Benson didn’t know what to say. “The thing is,” he said, “mothers go a bit weird when there are babies around. Even Aunt Lillibet and Aunt Moss. I don’t really understand it. What’s cute about a baby? They can’t talk, or ride a bike, or dig.”
“They can’t play games,” Ada said. “All they do is cry and sleep.”
They both thought about babies. Ada had one of Benson’s sandwiches.
She said, “If a giant eagle flew over right now and picked me up and flew away with me, I bet my mother wouldn’t even notice I was gone.”

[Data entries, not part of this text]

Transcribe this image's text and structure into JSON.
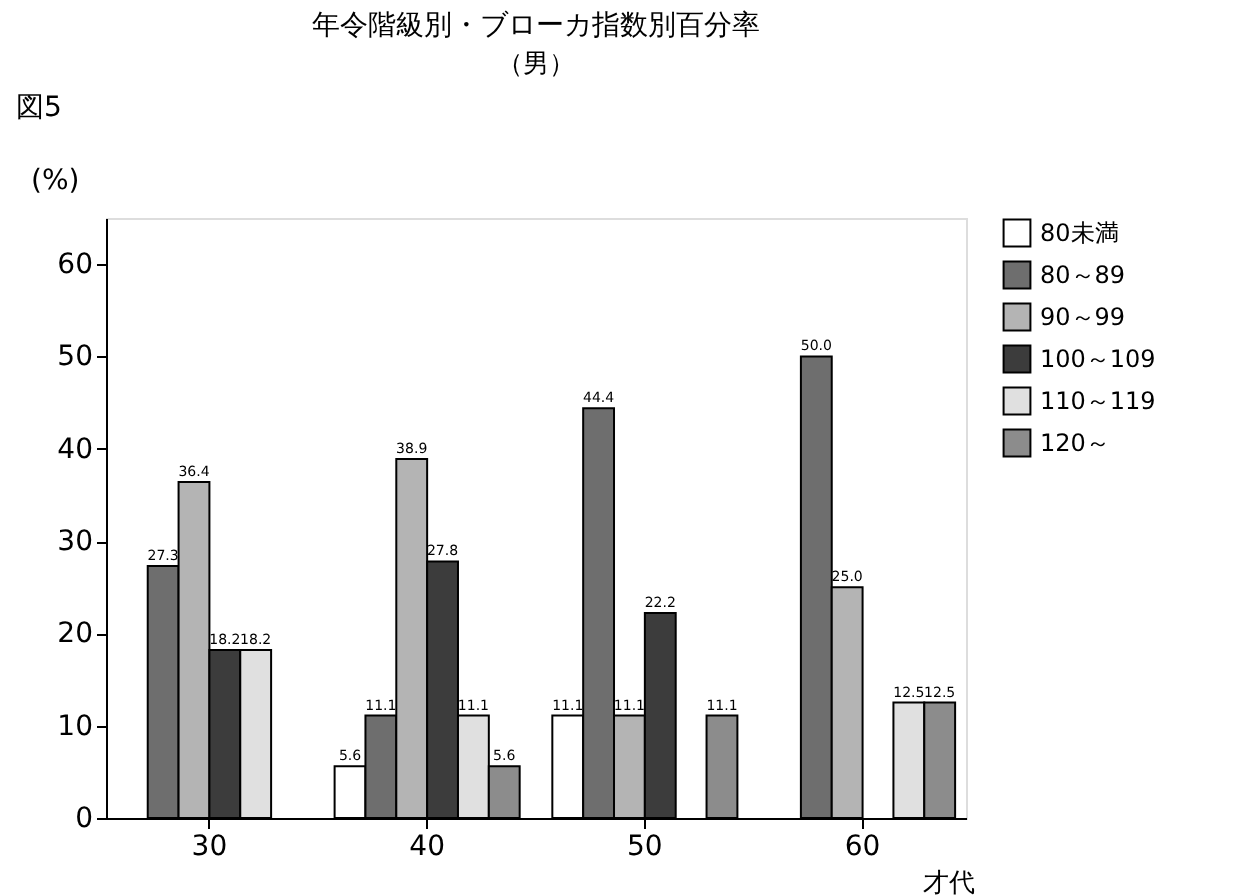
{
  "chart_data": {
    "type": "bar",
    "title": "年令階級別・ブローカ指数別百分率",
    "subtitle": "（男）",
    "annotations": [
      "図5"
    ],
    "ylabel": "(%)",
    "xlabel": "才代",
    "categories": [
      "30",
      "40",
      "50",
      "60"
    ],
    "series": [
      {
        "name": "80未満",
        "color": "#ffffff",
        "values": [
          null,
          5.6,
          11.1,
          null
        ],
        "value_labels": [
          null,
          "5.6",
          "11.1",
          null
        ]
      },
      {
        "name": "80～89",
        "color": "#6e6e6e",
        "values": [
          27.3,
          11.1,
          44.4,
          50.0
        ],
        "value_labels": [
          "27.3",
          "11.1",
          "44.4",
          "50.0"
        ]
      },
      {
        "name": "90～99",
        "color": "#b4b4b4",
        "values": [
          36.4,
          38.9,
          11.1,
          25.0
        ],
        "value_labels": [
          "36.4",
          "38.9",
          "11.1",
          "25.0"
        ]
      },
      {
        "name": "100～109",
        "color": "#3c3c3c",
        "values": [
          18.2,
          27.8,
          22.2,
          null
        ],
        "value_labels": [
          "18.2",
          "27.8",
          "22.2",
          null
        ]
      },
      {
        "name": "110～119",
        "color": "#e0e0e0",
        "values": [
          18.2,
          11.1,
          null,
          12.5
        ],
        "value_labels": [
          "18.2",
          "11.1",
          null,
          "12.5"
        ]
      },
      {
        "name": "120～",
        "color": "#8c8c8c",
        "values": [
          null,
          5.6,
          11.1,
          12.5
        ],
        "value_labels": [
          null,
          "5.6",
          "11.1",
          "12.5"
        ]
      }
    ],
    "ylim": [
      0,
      65
    ],
    "yticks": [
      0,
      10,
      20,
      30,
      40,
      50,
      60
    ],
    "grid": false,
    "legend": "right"
  }
}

Just then a giant eagle, floating overheard, saw two plump young wombats sitting in the sun. It zoomed down out of the sky.
“An eagle!” Benson yelled.
“My baby!” came a cry from inside the door. Ada’s mother rushed out and grabbed her.
Benson threw the rest of the sandwiches at the eagle and they all ran inside.
The eagle landed and pecked at the sandwiches. “Cheese and fennel, yuck!” he said, and flapped away.
Ada’s mum said, “Where have you been, sweetheart? I’ve been looking everywhere for you.” She wrapped Ada in a big, warm hug.
Ada smiled up at her. “I was just explaining to Benson about babies,” she said.
Her mother said, “The baby’s awake now, and everyone says she looks just like her big sister. Do you want to come and hold her?”
Ada nodded. “Thanks for the sandwiches, Benson,” she said. Then she ran inside, yelling, “I’m coming, Rosie!”